Le Chiese e le comunità religiose come accolgono queste persone?
Mi sono focalizzato sui dati della Chiesa cattolica, della Chiesa evangelica e dei musulmani. In Svizzera il contesto è piuttosto complicato: nella regione romanda esiste un processo di accompagnamento per chi desidera battezzarsi, ma non esiste in Svizzera interna e in Ticino. Per la Chiesa cattolica in Svizzera in generale, come mi hanno confermato diversi sacerdoti, la conversione nei musulmani non è una priorità. Da parte delle Chiese evangeliche ho notato un interesse maggiore nei confronti dei praticanti e quindi c’è la volontà di proporre un accompagnamento verso il battesimo. Spesso, inoltre, accolgono le persone che hanno già iniziato un percorso nel Paese che poi hanno lasciato per diverse ragioni. Le moschee e le associazioni musulmane invece sono molto più discrete, spesso perché il contesto in generale non è ancora ideale per loro.
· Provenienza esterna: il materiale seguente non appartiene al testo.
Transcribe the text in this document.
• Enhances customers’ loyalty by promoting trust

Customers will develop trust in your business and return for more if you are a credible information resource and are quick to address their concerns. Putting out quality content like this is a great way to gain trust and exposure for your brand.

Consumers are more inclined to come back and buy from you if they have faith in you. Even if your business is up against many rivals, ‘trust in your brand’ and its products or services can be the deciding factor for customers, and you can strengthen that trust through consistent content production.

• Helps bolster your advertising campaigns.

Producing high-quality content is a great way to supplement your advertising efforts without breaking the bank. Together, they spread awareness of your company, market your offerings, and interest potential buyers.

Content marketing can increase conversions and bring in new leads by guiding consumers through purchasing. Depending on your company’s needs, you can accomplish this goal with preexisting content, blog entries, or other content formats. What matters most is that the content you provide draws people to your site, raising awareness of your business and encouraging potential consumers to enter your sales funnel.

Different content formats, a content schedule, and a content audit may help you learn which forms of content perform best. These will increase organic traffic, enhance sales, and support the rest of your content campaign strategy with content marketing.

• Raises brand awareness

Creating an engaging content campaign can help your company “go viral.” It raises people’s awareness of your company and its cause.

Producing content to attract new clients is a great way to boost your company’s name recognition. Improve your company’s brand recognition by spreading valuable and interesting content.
Non c’è ancora infatti una perfetta integrazione in Svizzera: una forma di proselitismo non sarebbe dunque vista bene nel nostro Paese. Per diventare musulmano, tra l’altro, basta solamente pronunciare la Jihad recandosi autonomamente nella moschea o presso un’Associazione musulmana.
Qual è oggi il sentimento di queste persone?
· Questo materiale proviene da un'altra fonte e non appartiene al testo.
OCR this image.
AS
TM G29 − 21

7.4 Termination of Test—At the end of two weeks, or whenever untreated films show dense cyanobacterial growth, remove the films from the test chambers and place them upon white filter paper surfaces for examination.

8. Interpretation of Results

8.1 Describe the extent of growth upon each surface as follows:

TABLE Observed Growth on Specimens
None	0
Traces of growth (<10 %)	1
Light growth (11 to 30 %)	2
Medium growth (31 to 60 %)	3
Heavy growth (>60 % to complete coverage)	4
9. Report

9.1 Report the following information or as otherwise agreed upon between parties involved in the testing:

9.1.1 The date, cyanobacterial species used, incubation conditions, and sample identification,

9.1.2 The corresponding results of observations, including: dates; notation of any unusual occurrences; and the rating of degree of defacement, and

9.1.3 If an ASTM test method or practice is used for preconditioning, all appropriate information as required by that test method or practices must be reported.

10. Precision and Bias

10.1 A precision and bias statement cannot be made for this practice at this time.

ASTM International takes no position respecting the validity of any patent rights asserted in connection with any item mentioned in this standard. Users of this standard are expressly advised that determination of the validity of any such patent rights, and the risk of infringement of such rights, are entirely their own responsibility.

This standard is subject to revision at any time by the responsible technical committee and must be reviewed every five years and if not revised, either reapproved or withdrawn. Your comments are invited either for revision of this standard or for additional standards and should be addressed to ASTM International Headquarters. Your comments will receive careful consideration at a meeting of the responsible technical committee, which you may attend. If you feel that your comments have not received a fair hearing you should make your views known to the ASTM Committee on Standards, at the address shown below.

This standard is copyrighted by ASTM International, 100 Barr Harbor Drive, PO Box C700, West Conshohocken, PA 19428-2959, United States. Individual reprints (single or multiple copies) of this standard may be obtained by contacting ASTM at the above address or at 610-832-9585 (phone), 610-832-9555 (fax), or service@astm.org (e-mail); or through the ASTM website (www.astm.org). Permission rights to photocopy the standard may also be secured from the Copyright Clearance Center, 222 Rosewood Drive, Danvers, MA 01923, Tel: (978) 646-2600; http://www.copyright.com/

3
La ricerca è stata una sfida molto difficile; i convertiti infatti non sono molto visibili e identificarli non è stato semplice. Ho impiegato molto tempo a trovarli prima e poi a guadagnare la loro fiducia: ho intervistato 32 persone ma ho incontrato più di cento convertiti. Quello che ancora è interessante sottolineare è che tra tutti questi convertiti non ho incontrato nessun fanatico o fondamentalista. Sono tutte persone che hanno fatto un percorso, contente di una scelta libera e di grande rispetto. Le cifre in Svizzera non sono ufficiali, ma si calcola che esistono circa 10mila convertiti all’Islam (non necessariamente cristiani precedentemente); mentre per quanto riguarda i convertiti al cristianesimo le cifre non esistono ma io ho calcolato circa un migliaio di musulmani convertiti al cristianesimo. Tutte persone, questi convertiti, che cercano di integrarsi nel contesto svizzero superando sfide non sempre facili da affrontare.

Uno studio di grande interesse che verrà pubblicato nei prossimi mesi. In esso, viene evidenziata la grande libertà religiosa alla base del nostro Paese e viene confermato come in Svizzera «la conversione sia nel cuore della libertà religiosa e di coscienza. I convertiti che ho incontrato – conclude l’autore – mi hanno stupito perché mi hanno trasmesso il forte desiderio di integrarsi e non di cambiare la realtà in cui vivono».